ParaNorman: John Carpenter Meets John Hughes
What a difference since I last visited Laika four years ago for the Oscar-nominated Coraline. Everything about the stop-motion craft has improved with the ParaNorman zombie fest (opening Aug. 17). The Rapid Protype Printing (RPP) overseen by Brian McLean now has color, allowing faster face replacement with greater articulation; the puppet fabrication under the supervision of the masterful Georgina Hayns is much more tactile (wait till you get a load of Norman's hair); the costume design by the intrepid Deborah Cook stitches together every conceivable fabric you could imagine; the rigging from Oliver Jones is more naturalistic, as is the lighting from Tristan Oliver; and the sets supervised by the resourceful production designer Nelson Lowry evoke a timeless New England that's bucolic yet foreboding.
As director Chris Butler suggests, ParaNorman is "John Carpenter meets John Hughes." But after nurturing his first feature for 12 years, Butler thinks "John Hughes is the best reference here because he always used comedy but there was a strong emotional current underneath. And that's the biggest part of this: you care about Norman."

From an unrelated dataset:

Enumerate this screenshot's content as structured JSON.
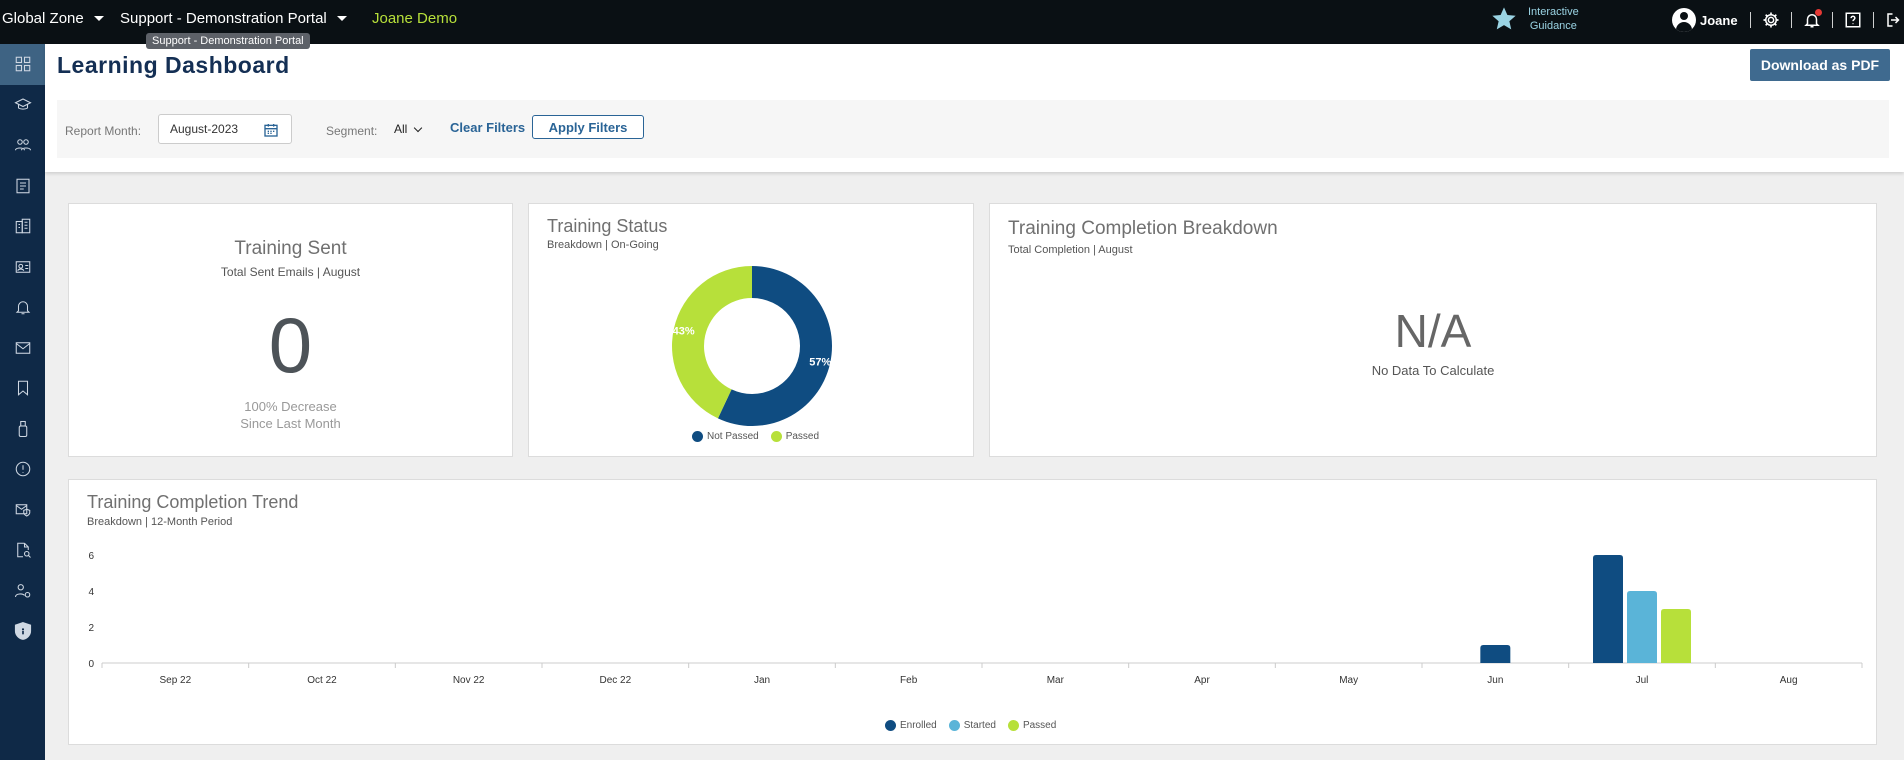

Norman (voiced by Kodi Smit-McPhee) is a social misfit bullied in school that communicates with the dead and is the only person to combat the zombies, witches and ghosts that haunt his town.
"They're a great combination of flavors because, if you're making this as a family film, the comedy really tempers that horror stuff," adds co-director Sam Fell, who was thrilled to return to his stop-motion roots.

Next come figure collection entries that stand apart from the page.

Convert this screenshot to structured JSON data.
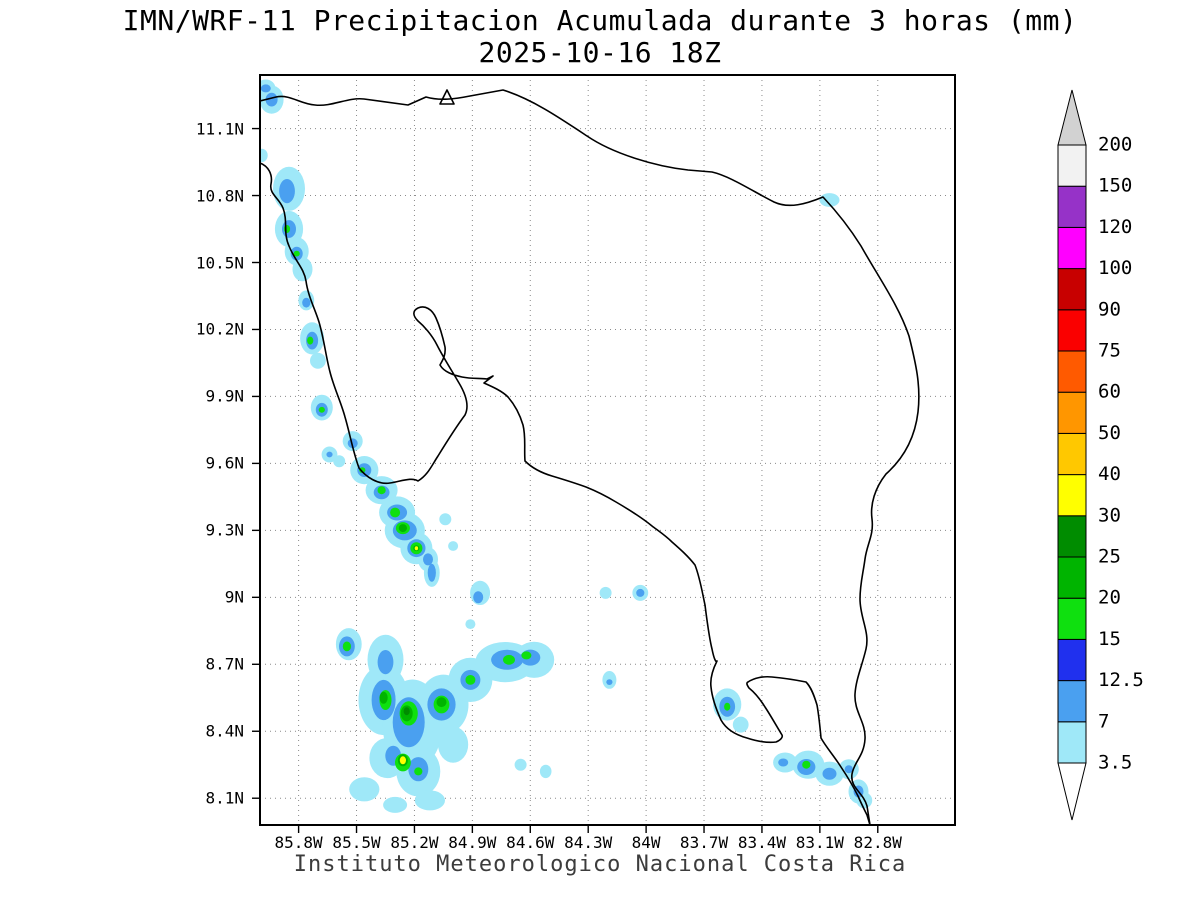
{
  "title": {
    "line1": "IMN/WRF-11 Precipitacion Acumulada durante 3 horas (mm)",
    "line2": "2025-10-16 18Z"
  },
  "footer": {
    "credit": "Instituto Meteorologico Nacional Costa Rica"
  },
  "chart_data": {
    "type": "heatmap",
    "title": "IMN/WRF-11 Precipitacion Acumulada durante 3 horas (mm)",
    "valid_time": "2025-10-16 18Z",
    "units": "mm",
    "grid": "dotted",
    "extent": {
      "lon_west": 86.0,
      "lon_east": 82.4,
      "lat_north": 11.34,
      "lat_south": 7.98
    },
    "x_axis": {
      "ticks": [
        85.8,
        85.5,
        85.2,
        84.9,
        84.6,
        84.3,
        84.0,
        83.7,
        83.4,
        83.1,
        82.8
      ],
      "tick_labels": [
        "85.8W",
        "85.5W",
        "85.2W",
        "84.9W",
        "84.6W",
        "84.3W",
        "84W",
        "83.7W",
        "83.4W",
        "83.1W",
        "82.8W"
      ]
    },
    "y_axis": {
      "ticks": [
        8.1,
        8.4,
        8.7,
        9.0,
        9.3,
        9.6,
        9.9,
        10.2,
        10.5,
        10.8,
        11.1
      ],
      "tick_labels": [
        "8.1N",
        "8.4N",
        "8.7N",
        "9N",
        "9.3N",
        "9.6N",
        "9.9N",
        "10.2N",
        "10.5N",
        "10.8N",
        "11.1N"
      ]
    },
    "colorbar": {
      "levels": [
        3.5,
        7,
        12.5,
        15,
        20,
        25,
        30,
        40,
        50,
        60,
        75,
        90,
        100,
        120,
        150,
        200
      ],
      "level_labels": [
        "3.5",
        "7",
        "12.5",
        "15",
        "20",
        "25",
        "30",
        "40",
        "50",
        "60",
        "75",
        "90",
        "100",
        "120",
        "150",
        "200"
      ],
      "band_colors": [
        "#9fe8f8",
        "#4aa0f0",
        "#2030ee",
        "#0fe00f",
        "#00b400",
        "#008c00",
        "#ffff00",
        "#ffc800",
        "#ff9600",
        "#ff5a00",
        "#fa0000",
        "#c80000",
        "#ff00ff",
        "#9632c8",
        "#f2f2f2"
      ],
      "under_color": "#ffffff",
      "over_color": "#d2d2d2"
    },
    "precip_cells_format": "[lon_W, lat_N, rx_deg, ry_deg, mm]",
    "precip_cells": [
      [
        85.97,
        11.28,
        0.05,
        0.04,
        5
      ],
      [
        85.97,
        11.28,
        0.026,
        0.018,
        10
      ],
      [
        85.94,
        11.23,
        0.062,
        0.063,
        5
      ],
      [
        85.94,
        11.23,
        0.031,
        0.031,
        10
      ],
      [
        85.99,
        10.98,
        0.03,
        0.03,
        5
      ],
      [
        85.85,
        10.83,
        0.083,
        0.099,
        5
      ],
      [
        85.86,
        10.82,
        0.041,
        0.054,
        10
      ],
      [
        85.85,
        10.65,
        0.073,
        0.081,
        5
      ],
      [
        85.85,
        10.65,
        0.036,
        0.04,
        10
      ],
      [
        85.86,
        10.65,
        0.016,
        0.018,
        17
      ],
      [
        85.81,
        10.55,
        0.062,
        0.063,
        5
      ],
      [
        85.81,
        10.54,
        0.031,
        0.031,
        10
      ],
      [
        85.81,
        10.54,
        0.016,
        0.013,
        17
      ],
      [
        85.78,
        10.47,
        0.052,
        0.054,
        5
      ],
      [
        85.76,
        10.33,
        0.041,
        0.045,
        5
      ],
      [
        85.76,
        10.32,
        0.021,
        0.022,
        10
      ],
      [
        85.73,
        10.16,
        0.062,
        0.072,
        5
      ],
      [
        85.73,
        10.15,
        0.031,
        0.04,
        10
      ],
      [
        85.74,
        10.15,
        0.016,
        0.018,
        17
      ],
      [
        85.7,
        10.06,
        0.041,
        0.036,
        5
      ],
      [
        85.68,
        9.85,
        0.057,
        0.058,
        5
      ],
      [
        85.68,
        9.84,
        0.031,
        0.031,
        10
      ],
      [
        85.68,
        9.84,
        0.016,
        0.013,
        17
      ],
      [
        85.64,
        9.64,
        0.041,
        0.036,
        5
      ],
      [
        85.64,
        9.64,
        0.016,
        0.013,
        10
      ],
      [
        85.59,
        9.61,
        0.031,
        0.027,
        5
      ],
      [
        85.52,
        9.7,
        0.052,
        0.045,
        5
      ],
      [
        85.52,
        9.69,
        0.026,
        0.022,
        10
      ],
      [
        85.46,
        9.57,
        0.073,
        0.063,
        5
      ],
      [
        85.46,
        9.57,
        0.036,
        0.031,
        10
      ],
      [
        85.47,
        9.57,
        0.016,
        0.013,
        17
      ],
      [
        85.37,
        9.48,
        0.083,
        0.063,
        5
      ],
      [
        85.37,
        9.47,
        0.041,
        0.031,
        10
      ],
      [
        85.37,
        9.48,
        0.021,
        0.018,
        17
      ],
      [
        85.29,
        9.38,
        0.093,
        0.072,
        5
      ],
      [
        85.29,
        9.38,
        0.052,
        0.036,
        10
      ],
      [
        85.3,
        9.38,
        0.026,
        0.022,
        17
      ],
      [
        85.25,
        9.3,
        0.104,
        0.081,
        5
      ],
      [
        85.25,
        9.3,
        0.062,
        0.045,
        10
      ],
      [
        85.26,
        9.31,
        0.036,
        0.027,
        17
      ],
      [
        85.26,
        9.31,
        0.021,
        0.018,
        22
      ],
      [
        85.19,
        9.22,
        0.083,
        0.072,
        5
      ],
      [
        85.19,
        9.22,
        0.047,
        0.04,
        10
      ],
      [
        85.19,
        9.22,
        0.031,
        0.027,
        17
      ],
      [
        85.19,
        9.22,
        0.016,
        0.013,
        22
      ],
      [
        85.19,
        9.22,
        0.009,
        0.009,
        35
      ],
      [
        85.13,
        9.17,
        0.052,
        0.054,
        5
      ],
      [
        85.13,
        9.17,
        0.026,
        0.027,
        10
      ],
      [
        85.11,
        9.11,
        0.041,
        0.063,
        5
      ],
      [
        85.11,
        9.11,
        0.021,
        0.04,
        10
      ],
      [
        85.04,
        9.35,
        0.031,
        0.027,
        5
      ],
      [
        85.0,
        9.23,
        0.026,
        0.022,
        5
      ],
      [
        84.86,
        9.02,
        0.052,
        0.054,
        5
      ],
      [
        84.87,
        9.0,
        0.026,
        0.027,
        10
      ],
      [
        84.91,
        8.88,
        0.026,
        0.022,
        5
      ],
      [
        84.21,
        9.02,
        0.031,
        0.027,
        5
      ],
      [
        84.19,
        8.63,
        0.036,
        0.04,
        5
      ],
      [
        84.19,
        8.62,
        0.016,
        0.013,
        10
      ],
      [
        84.03,
        9.02,
        0.041,
        0.036,
        5
      ],
      [
        84.03,
        9.02,
        0.021,
        0.018,
        10
      ],
      [
        83.05,
        10.78,
        0.052,
        0.031,
        5
      ],
      [
        85.54,
        8.79,
        0.067,
        0.072,
        5
      ],
      [
        85.55,
        8.78,
        0.041,
        0.045,
        10
      ],
      [
        85.55,
        8.78,
        0.021,
        0.022,
        17
      ],
      [
        85.35,
        8.72,
        0.093,
        0.112,
        5
      ],
      [
        85.36,
        8.54,
        0.13,
        0.157,
        5
      ],
      [
        85.21,
        8.43,
        0.155,
        0.202,
        5
      ],
      [
        85.05,
        8.52,
        0.13,
        0.134,
        5
      ],
      [
        84.91,
        8.63,
        0.114,
        0.099,
        5
      ],
      [
        84.73,
        8.71,
        0.155,
        0.09,
        5
      ],
      [
        84.58,
        8.72,
        0.104,
        0.081,
        5
      ],
      [
        85.18,
        8.22,
        0.114,
        0.112,
        5
      ],
      [
        85.34,
        8.28,
        0.093,
        0.09,
        5
      ],
      [
        85.0,
        8.34,
        0.078,
        0.081,
        5
      ],
      [
        85.46,
        8.14,
        0.078,
        0.054,
        5
      ],
      [
        85.12,
        8.09,
        0.078,
        0.045,
        5
      ],
      [
        85.3,
        8.07,
        0.062,
        0.036,
        5
      ],
      [
        85.35,
        8.71,
        0.041,
        0.054,
        10
      ],
      [
        85.36,
        8.54,
        0.062,
        0.09,
        10
      ],
      [
        85.23,
        8.44,
        0.083,
        0.112,
        10
      ],
      [
        85.06,
        8.52,
        0.073,
        0.072,
        10
      ],
      [
        84.91,
        8.63,
        0.052,
        0.045,
        10
      ],
      [
        84.72,
        8.72,
        0.083,
        0.045,
        10
      ],
      [
        84.6,
        8.73,
        0.052,
        0.036,
        10
      ],
      [
        85.18,
        8.23,
        0.052,
        0.054,
        10
      ],
      [
        85.31,
        8.29,
        0.041,
        0.045,
        10
      ],
      [
        85.35,
        8.54,
        0.031,
        0.045,
        17
      ],
      [
        85.36,
        8.55,
        0.021,
        0.027,
        22
      ],
      [
        85.23,
        8.48,
        0.047,
        0.054,
        17
      ],
      [
        85.24,
        8.48,
        0.031,
        0.036,
        22
      ],
      [
        85.24,
        8.49,
        0.016,
        0.018,
        27
      ],
      [
        85.06,
        8.52,
        0.041,
        0.04,
        17
      ],
      [
        85.06,
        8.53,
        0.026,
        0.022,
        22
      ],
      [
        84.91,
        8.63,
        0.026,
        0.022,
        17
      ],
      [
        84.71,
        8.72,
        0.031,
        0.022,
        17
      ],
      [
        84.62,
        8.74,
        0.026,
        0.018,
        17
      ],
      [
        85.26,
        8.26,
        0.041,
        0.04,
        17
      ],
      [
        85.26,
        8.27,
        0.026,
        0.027,
        22
      ],
      [
        85.26,
        8.27,
        0.016,
        0.018,
        35
      ],
      [
        85.18,
        8.22,
        0.021,
        0.018,
        17
      ],
      [
        84.65,
        8.25,
        0.031,
        0.027,
        5
      ],
      [
        84.52,
        8.22,
        0.03,
        0.03,
        5
      ],
      [
        83.58,
        8.52,
        0.073,
        0.072,
        5
      ],
      [
        83.58,
        8.51,
        0.041,
        0.045,
        10
      ],
      [
        83.58,
        8.51,
        0.016,
        0.018,
        17
      ],
      [
        83.51,
        8.43,
        0.041,
        0.036,
        5
      ],
      [
        83.28,
        8.26,
        0.062,
        0.045,
        5
      ],
      [
        83.29,
        8.26,
        0.026,
        0.018,
        10
      ],
      [
        83.16,
        8.25,
        0.083,
        0.063,
        5
      ],
      [
        83.17,
        8.24,
        0.047,
        0.036,
        10
      ],
      [
        83.17,
        8.25,
        0.021,
        0.018,
        17
      ],
      [
        83.05,
        8.21,
        0.073,
        0.054,
        5
      ],
      [
        83.05,
        8.21,
        0.036,
        0.027,
        10
      ],
      [
        82.95,
        8.23,
        0.052,
        0.045,
        5
      ],
      [
        82.95,
        8.23,
        0.021,
        0.018,
        10
      ],
      [
        82.9,
        8.13,
        0.052,
        0.054,
        5
      ],
      [
        82.9,
        8.13,
        0.026,
        0.027,
        10
      ],
      [
        82.87,
        8.09,
        0.041,
        0.036,
        5
      ]
    ]
  }
}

This seems like the perfect follow-up to Coraline, only ParaNorman is more skewed naturalism than quirky theatricality. No wonder Laika president/CEO Travis Knight still gets his hands dirty as lead animator. How could he resist playing with zombie puppets?

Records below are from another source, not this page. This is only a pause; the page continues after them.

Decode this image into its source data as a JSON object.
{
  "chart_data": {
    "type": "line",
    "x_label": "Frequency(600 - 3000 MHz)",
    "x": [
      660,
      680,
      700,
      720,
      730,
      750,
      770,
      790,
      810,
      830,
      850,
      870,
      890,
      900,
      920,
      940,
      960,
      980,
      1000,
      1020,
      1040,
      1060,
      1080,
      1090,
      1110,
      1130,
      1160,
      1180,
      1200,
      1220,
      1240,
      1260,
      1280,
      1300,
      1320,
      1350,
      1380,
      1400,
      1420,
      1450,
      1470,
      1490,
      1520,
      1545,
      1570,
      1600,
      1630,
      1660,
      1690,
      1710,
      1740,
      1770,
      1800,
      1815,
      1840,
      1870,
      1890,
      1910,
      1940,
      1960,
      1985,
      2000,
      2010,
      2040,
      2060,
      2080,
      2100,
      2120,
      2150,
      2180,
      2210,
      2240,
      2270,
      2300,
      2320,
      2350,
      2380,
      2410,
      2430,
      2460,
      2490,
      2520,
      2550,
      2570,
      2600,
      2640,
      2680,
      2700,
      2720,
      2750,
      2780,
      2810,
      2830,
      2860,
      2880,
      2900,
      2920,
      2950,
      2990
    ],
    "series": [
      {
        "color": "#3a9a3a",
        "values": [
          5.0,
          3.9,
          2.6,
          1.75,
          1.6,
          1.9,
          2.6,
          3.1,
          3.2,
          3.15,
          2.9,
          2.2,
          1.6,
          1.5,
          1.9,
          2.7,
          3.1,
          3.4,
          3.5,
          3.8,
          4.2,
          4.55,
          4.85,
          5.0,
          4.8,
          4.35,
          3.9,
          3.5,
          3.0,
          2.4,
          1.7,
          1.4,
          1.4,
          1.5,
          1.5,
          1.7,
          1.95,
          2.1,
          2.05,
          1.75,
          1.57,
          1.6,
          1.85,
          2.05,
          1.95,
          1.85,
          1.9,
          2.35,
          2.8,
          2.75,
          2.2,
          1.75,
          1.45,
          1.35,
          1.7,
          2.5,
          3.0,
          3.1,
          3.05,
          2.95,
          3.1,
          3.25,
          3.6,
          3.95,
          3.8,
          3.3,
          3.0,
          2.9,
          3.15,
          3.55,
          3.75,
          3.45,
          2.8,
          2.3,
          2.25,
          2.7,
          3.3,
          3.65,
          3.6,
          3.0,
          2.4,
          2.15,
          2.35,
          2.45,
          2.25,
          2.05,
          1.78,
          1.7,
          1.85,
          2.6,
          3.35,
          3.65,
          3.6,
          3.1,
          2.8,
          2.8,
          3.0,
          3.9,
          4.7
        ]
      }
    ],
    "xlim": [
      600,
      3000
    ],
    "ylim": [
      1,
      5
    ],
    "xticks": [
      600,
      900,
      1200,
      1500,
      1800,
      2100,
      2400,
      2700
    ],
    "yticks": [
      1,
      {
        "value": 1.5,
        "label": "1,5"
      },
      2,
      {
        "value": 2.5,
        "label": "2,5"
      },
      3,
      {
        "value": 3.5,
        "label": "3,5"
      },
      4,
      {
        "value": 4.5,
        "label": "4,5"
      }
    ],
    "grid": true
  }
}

"This particular story really spoke to me and I think it has great resonance with the crew here," Knight explains beside a beautiful meadow set. "I think the story of ParaNorman in large part is about the people who are making it. It's this story of outsiders -- people who are marginalized for what they are and what they represent. But, also, at the same time, these people have extraordinary gifts, and that's true of Norman and this crew here. Because of that core, I absolutely had to be involved. We all found each other in the land of misfit toys."